I have increasingly studied commercial law and common-law private remedies as avenues of redress that do not require the use of attorneys, but truly empower the individual with knowledge and the ability to defend oneself from the intrusive encroachments from those who govern and their enforcement agencies.

However difficult the task may seem, it is extremely important to emphasize training with immigrant workers--those who are involved actively in production--and encourage them towards self-organization. As simplistic as this may seem, these are the folks who are most frequently in touch with the movement of goods and services, who are the greatest victims of Obama's policies, and who have in their hands the solution to the immigration challenges of the day.

2 comentarios:

  1. The Tea Bag Party are just “haters not debaters” or as others have dubbed them “screamers not dreamers”, with their failed attempts at stopping Healthcare reform, they say they respect the Constitution, the Bill of Rights and the Declaration of Independence but they do not mind passing laws, through weak Governors (no one voted for this crazy) who only cares about getting elected Governor, on the backs of undocumented workers, that will not pass Constitution muster.

    Brewer signed into law;

    1. S.B. 1070,
    2. No permit conceal weapons law,
    3. The famous Birthers law,
    4. Banning Ethnic studies law,

    5. Could she be behind the Mural in Prescott, Arizona, ordered to be whiten,
    6. On deck to pass, no citizenship to babies born to undocumented workers,

    7. If she can read she should look up Arizona’s House Bill 2779 from two years ago (which was un-constitution and failed when legally challenged),
    8. The boycotted Martin Luther King Day, what idiots don’t want another holiday? Yes, you guessed it Arizona.

    Well Arizona, you can boycott new holidays and keep passing crazy laws and the rest of us will continue to challenged them in a court of law and continue to add cities to our Boycott of your state.

    I real cannot believe anything that comes out of Brewer’s mouth, in an interview she first said her father had died in Germany fighting the Nazi in World War II (war ended 1945) but of course we find out the truth that father was never in Germany and died in California in 1955. But we are suppose to believe everything else she says, right! No one voted for you for Governor, yet you keep listening to the tiny brains of the crazies and signing into law everything that comes into their feeble minds, it only make you look dumb, stupid or racist, or maybe all three.

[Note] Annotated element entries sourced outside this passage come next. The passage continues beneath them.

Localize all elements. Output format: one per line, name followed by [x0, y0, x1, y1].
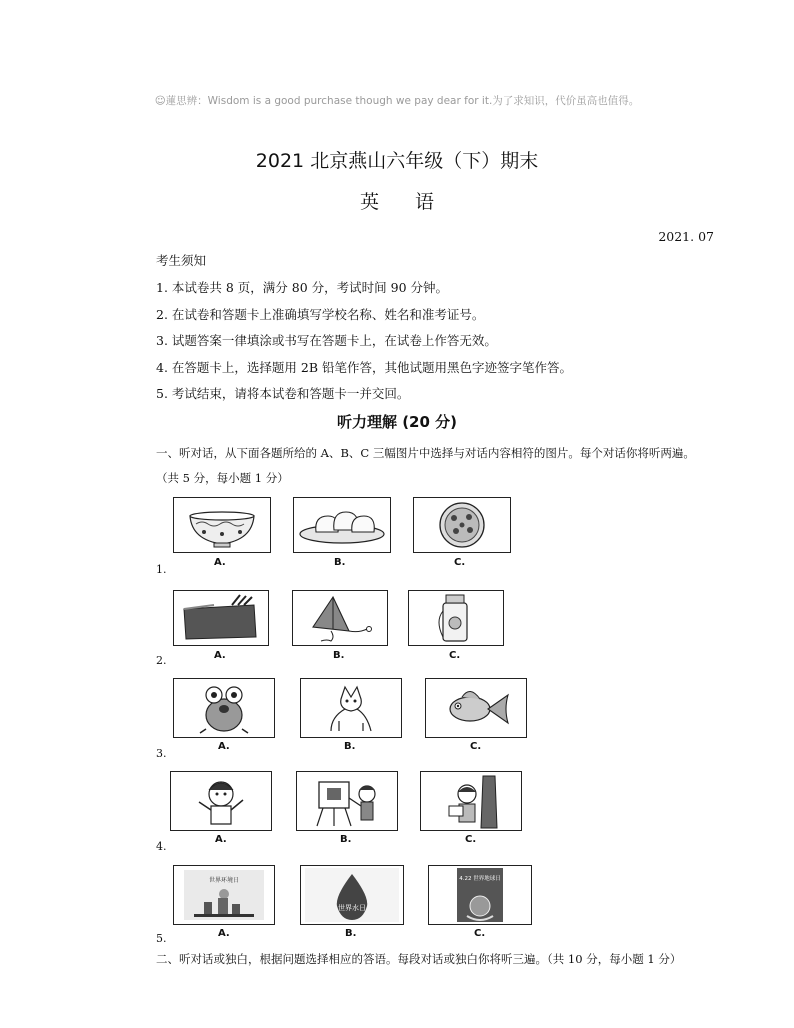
q1-option-b-image[interactable]: [293, 497, 391, 553]
notice-item-5: 5. 考试结束，请将本试卷和答题卡一并交回。: [156, 386, 410, 401]
notice-item-3: 3. 试题答案一律填涂或书写在答题卡上，在试卷上作答无效。: [156, 333, 497, 348]
pencil-case-icon: [174, 591, 268, 645]
girl-waving-icon: [171, 772, 271, 830]
world-day-poster-icon: [174, 866, 274, 924]
q3-option-b-image[interactable]: [300, 678, 402, 738]
girl-reading-icon: [421, 772, 521, 830]
question-number: 2.: [156, 654, 167, 667]
q2-option-a-label: A.: [214, 650, 226, 661]
cat-icon: [301, 679, 401, 737]
pizza-icon: [414, 498, 510, 552]
q5-option-c-label: C.: [474, 928, 486, 939]
question-number: 1.: [156, 563, 167, 576]
q4-option-b-label: B.: [340, 834, 352, 845]
section-listening-title: 听力理解 (20 分): [336, 413, 458, 431]
notice-item-1: 1. 本试卷共 8 页，满分 80 分，考试时间 90 分钟。: [156, 280, 449, 295]
q2-option-c-label: C.: [449, 650, 461, 661]
q2-option-b-label: B.: [333, 650, 345, 661]
q2-option-a-image[interactable]: [173, 590, 269, 646]
part1-instruction-score: （共 5 分，每小题 1 分）: [156, 471, 289, 485]
q3-option-c-image[interactable]: [425, 678, 527, 738]
q1-option-a-image[interactable]: [173, 497, 271, 553]
earth-day-poster-icon: [429, 866, 531, 924]
bottle-icon: [409, 591, 503, 645]
q1-option-c-label: C.: [454, 557, 466, 568]
q5-option-b-image[interactable]: [300, 865, 404, 925]
q1-option-a-label: A.: [214, 557, 226, 568]
question-number: 4.: [156, 840, 167, 853]
q3-option-b-label: B.: [344, 741, 356, 752]
question-number: 5.: [156, 932, 167, 945]
q5-option-b-caption: 世界水日: [338, 904, 366, 912]
goldfish-icon: [426, 679, 526, 737]
q5-option-a-caption: 世界环境日: [208, 877, 240, 884]
part1-instruction: 一、听对话，从下面各题所给的 A、B、C 三幅图片中选择与对话内容相符的图片。每个对话你将听两遍。: [156, 446, 695, 460]
q3-option-a-image[interactable]: [173, 678, 275, 738]
notice-heading: 考生须知: [156, 253, 207, 268]
girl-painting-icon: [297, 772, 397, 830]
water-drop-poster-icon: [301, 866, 403, 924]
bowl-icon: [174, 498, 270, 552]
kite-icon: [293, 591, 387, 645]
q3-option-a-label: A.: [218, 741, 230, 752]
exam-title: 2021 北京燕山六年级（下）期末: [255, 150, 539, 172]
q1-option-c-image[interactable]: [413, 497, 511, 553]
q5-option-c-image[interactable]: [428, 865, 532, 925]
notice-item-2: 2. 在试卷和答题卡上准确填写学校名称、姓名和准考证号。: [156, 307, 485, 322]
question-number: 3.: [156, 747, 167, 760]
exam-date: 2021. 07: [658, 229, 714, 244]
q3-option-c-label: C.: [470, 741, 482, 752]
q2-option-c-image[interactable]: [408, 590, 504, 646]
q4-option-b-image[interactable]: [296, 771, 398, 831]
frog-icon: [174, 679, 274, 737]
notice-item-4: 4. 在答题卡上，选择题用 2B 铅笔作答，其他试题用黑色字迹签字笔作答。: [156, 360, 572, 375]
q4-option-c-label: C.: [465, 834, 477, 845]
q4-option-a-label: A.: [215, 834, 227, 845]
q5-option-b-label: B.: [345, 928, 357, 939]
q4-option-c-image[interactable]: [420, 771, 522, 831]
part2-instruction: 二、听对话或独白，根据问题选择相应的答语。每段对话或独白你将听三遍。（共 10 分，每小题 1 分）: [156, 952, 682, 966]
q1-option-b-label: B.: [334, 557, 346, 568]
q5-option-c-caption: 4.22 世界地球日: [459, 876, 501, 882]
q5-option-a-image[interactable]: [173, 865, 275, 925]
q4-option-a-image[interactable]: [170, 771, 272, 831]
q5-option-a-label: A.: [218, 928, 230, 939]
header-quote: ☺蓮思辨：Wisdom is a good purchase though we pay dear for it.为了求知识，代价虽高也值得。: [154, 95, 640, 107]
dumplings-icon: [294, 498, 390, 552]
q2-option-b-image[interactable]: [292, 590, 388, 646]
exam-subject: 英语: [359, 191, 470, 213]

    As for the Tea Bag Party, their phony patriotism is sickening; they are just racists going by another name. We all know you are just itching to put a sheet on their head? Let’s face it the Republicans had eight years to deal with health care, immigration, energy (remember Cheney’s secret meetings with oil companies where loosening regulation and oversight were sealed), climate change and financial oversight and governance and they failed. It appears that the Republican Party is only good at starting wars (two in eight years, with fat contracts to friends of Cheney/Bush) but not at winning wars as seen by the continuing line of body bags that keep coming home. The Republicans party will continue turned inward to their old fashion obstructionist party (and their Confederacy appreciation roots) because they continue to allow a small portions (but very loud portion) of their party of “birthers, baggers and blowhards” to rule their party. I will admit that this fringe is very good at playing “Follow the Leader” by listening to their dullard leaders, Beck, Hedgecock, Hannity, O’Reilly, Rush, Savage, Sarah Bailin, Orly Taitz, Victoria Jackson, Michele Bachmann and the rest of the Blowhards and acting as ill programmed robots (they have already acted against doctors that perform abortions).

  2. Nativo voz eres quien negocio con los liberales mientras los del barrio hacian demandas revolucionarias! Vendepatria!